Forum Moderators: DixonJones
How do you get round the problem of users connecting through a proxy skewing your results?
If you do it yourself presumably you put a time limit on what you'd call an average visit. How long do you allow - half an hour? more?
I see a fair few posts on the forums here where people mention the number of uniques they get, pageviews per unique etc.
I wonder if anyone has a reliable way to count them (surely impossible given the way http works?) or perhaps a way to reduce the unreliability, or do you just live with the fact that you can't trust the results - in which case, why count them at all?
At the moment I'm just counting pageviews, but I'd like to be able to count pageviews per visitor, but then I remember all the reasons I don't count uniques.
Any thoughts?
I never trust the numbers for unique visitors totally - I don't believe you'll ever get the true number - even with the use of cookies. There are users who don't accept cookies. And in the case of users operating system being Windows it counts "profiles" - not humans.
But then again, having numbers you can't trust totally is better than not having any numbers at all.
I use PHP, so I run a custom log with MySQL to register user browsing with the cookie.
I don't know if there's a way to log cookies used without a scripting language (PHP, ASP, etc.) and then obtain a report on that, is there?
"I don't know if there's a way to log cookies used without a scripting language (PHP, ASP, etc.) and then obtain a report on that, is there?"
If you are using Apache as your web server you can use their mod_usertrack module to set server-side cookies and then modify your logging directive to log the cookie values in your web server's log.
With Netscape/iPlanet, there are several openly available NSAPI cookie setting modules. Again, you will need to modify the web server's logging configuration (via obj.conf) to ensure that you log the cookie values.

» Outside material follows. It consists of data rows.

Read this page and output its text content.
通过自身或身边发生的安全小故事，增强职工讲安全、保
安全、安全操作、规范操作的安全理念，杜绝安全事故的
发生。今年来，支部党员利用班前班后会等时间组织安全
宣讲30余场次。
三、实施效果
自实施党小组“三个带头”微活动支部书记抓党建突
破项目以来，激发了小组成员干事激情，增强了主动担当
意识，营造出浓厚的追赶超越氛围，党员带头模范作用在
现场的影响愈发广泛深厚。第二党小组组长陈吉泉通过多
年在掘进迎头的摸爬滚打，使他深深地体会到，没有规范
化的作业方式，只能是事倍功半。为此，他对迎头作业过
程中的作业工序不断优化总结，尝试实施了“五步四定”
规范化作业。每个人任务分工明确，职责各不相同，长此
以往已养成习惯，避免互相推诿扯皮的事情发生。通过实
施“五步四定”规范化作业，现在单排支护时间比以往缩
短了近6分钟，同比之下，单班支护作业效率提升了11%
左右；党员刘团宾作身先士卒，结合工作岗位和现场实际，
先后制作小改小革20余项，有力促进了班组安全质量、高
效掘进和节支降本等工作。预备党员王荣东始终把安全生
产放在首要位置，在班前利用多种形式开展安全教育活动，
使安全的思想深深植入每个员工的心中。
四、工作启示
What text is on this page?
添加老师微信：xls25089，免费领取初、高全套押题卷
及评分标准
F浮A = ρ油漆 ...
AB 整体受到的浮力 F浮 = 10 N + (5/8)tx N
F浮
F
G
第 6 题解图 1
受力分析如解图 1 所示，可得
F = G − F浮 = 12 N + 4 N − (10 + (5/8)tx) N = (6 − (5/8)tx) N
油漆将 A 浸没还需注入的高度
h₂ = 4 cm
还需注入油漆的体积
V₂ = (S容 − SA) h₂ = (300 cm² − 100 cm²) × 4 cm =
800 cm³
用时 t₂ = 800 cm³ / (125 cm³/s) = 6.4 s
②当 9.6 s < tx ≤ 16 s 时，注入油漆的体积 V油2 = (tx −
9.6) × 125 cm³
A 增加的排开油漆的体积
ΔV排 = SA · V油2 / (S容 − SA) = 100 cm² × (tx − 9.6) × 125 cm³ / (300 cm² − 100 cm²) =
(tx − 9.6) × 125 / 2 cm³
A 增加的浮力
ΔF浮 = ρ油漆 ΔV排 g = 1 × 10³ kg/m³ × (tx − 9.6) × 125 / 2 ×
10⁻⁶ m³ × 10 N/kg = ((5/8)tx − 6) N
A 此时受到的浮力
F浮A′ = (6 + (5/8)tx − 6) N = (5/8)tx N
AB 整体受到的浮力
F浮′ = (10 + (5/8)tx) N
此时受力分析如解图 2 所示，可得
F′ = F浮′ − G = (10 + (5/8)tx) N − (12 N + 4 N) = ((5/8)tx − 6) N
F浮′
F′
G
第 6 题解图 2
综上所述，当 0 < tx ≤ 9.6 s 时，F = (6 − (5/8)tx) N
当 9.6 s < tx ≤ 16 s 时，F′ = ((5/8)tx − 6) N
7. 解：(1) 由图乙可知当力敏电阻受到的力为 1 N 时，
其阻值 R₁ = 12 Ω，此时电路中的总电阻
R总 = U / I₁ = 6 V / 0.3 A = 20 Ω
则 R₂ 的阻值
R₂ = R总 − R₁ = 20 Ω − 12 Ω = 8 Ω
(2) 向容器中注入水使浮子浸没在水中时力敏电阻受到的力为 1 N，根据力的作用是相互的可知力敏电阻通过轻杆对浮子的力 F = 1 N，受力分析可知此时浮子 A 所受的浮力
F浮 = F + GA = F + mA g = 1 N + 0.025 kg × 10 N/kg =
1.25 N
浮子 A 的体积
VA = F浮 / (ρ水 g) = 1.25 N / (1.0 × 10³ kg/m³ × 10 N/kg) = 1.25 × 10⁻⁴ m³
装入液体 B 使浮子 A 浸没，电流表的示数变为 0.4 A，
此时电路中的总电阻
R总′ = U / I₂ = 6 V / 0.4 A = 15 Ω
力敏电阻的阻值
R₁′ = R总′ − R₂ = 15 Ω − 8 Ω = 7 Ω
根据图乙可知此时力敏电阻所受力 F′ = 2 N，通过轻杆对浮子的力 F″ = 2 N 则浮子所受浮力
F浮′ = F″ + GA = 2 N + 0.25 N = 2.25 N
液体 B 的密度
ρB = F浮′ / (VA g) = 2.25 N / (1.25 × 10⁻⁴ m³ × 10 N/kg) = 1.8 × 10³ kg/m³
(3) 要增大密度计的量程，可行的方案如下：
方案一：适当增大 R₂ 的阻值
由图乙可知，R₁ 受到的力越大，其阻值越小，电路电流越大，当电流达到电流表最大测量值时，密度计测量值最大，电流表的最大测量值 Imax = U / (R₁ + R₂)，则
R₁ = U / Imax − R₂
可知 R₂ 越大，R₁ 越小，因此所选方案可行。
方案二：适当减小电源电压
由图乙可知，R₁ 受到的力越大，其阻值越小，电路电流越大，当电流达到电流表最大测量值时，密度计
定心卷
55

With Microsoft's IIS (with which I am a lot less familiar) I believe there is openly available ISAPI code for setting of server-side cookies. With the correct configuration these cookies can then be logged in the W3C log.
Also, some web site's choose to log both the 'set-cookie' and 'cookie-header' variables in their logs. This distinguishes between your server sending a cookie value as part of a response to a request which did not send a cookie (set-cookie) and your server logging a cookie value which was sent with a request (cookie-header).
The benefit of this is that you can check your logs to see which cookies that were sent out in the 'set-cookie' field were subsequently received in the 'cookie-header' field. This will enable you to see which cookies were accepted by browsers. You can then exclude the cookies that were not accepted from your unique user analysis algorithm.
thanks for your responses. I know I can do the setting/getting with jsp which my site runs on, but I don't want to have to make all my pages jsp's.
There's no need to make the site dynamic to be able to use cookies.
for what its worth, I call any page which contains scripting (whether jsp/asp/php/perl - whatever) to generate anything apart from straight HTML for request a dynamic page.
Any suggestions that avoid making more dynamic pages sound good to me, I'll look into both of those.
You'll get logs with something like:
GET /myimg.gif?JHhj43DFS
GET /myimg.gif?8hJHhj
GET /myimg.gif?fsd8832
etc...
Then calculate the number of unique parameters for that request.
That's the worst method I could think of, but does not require server-side of any kind.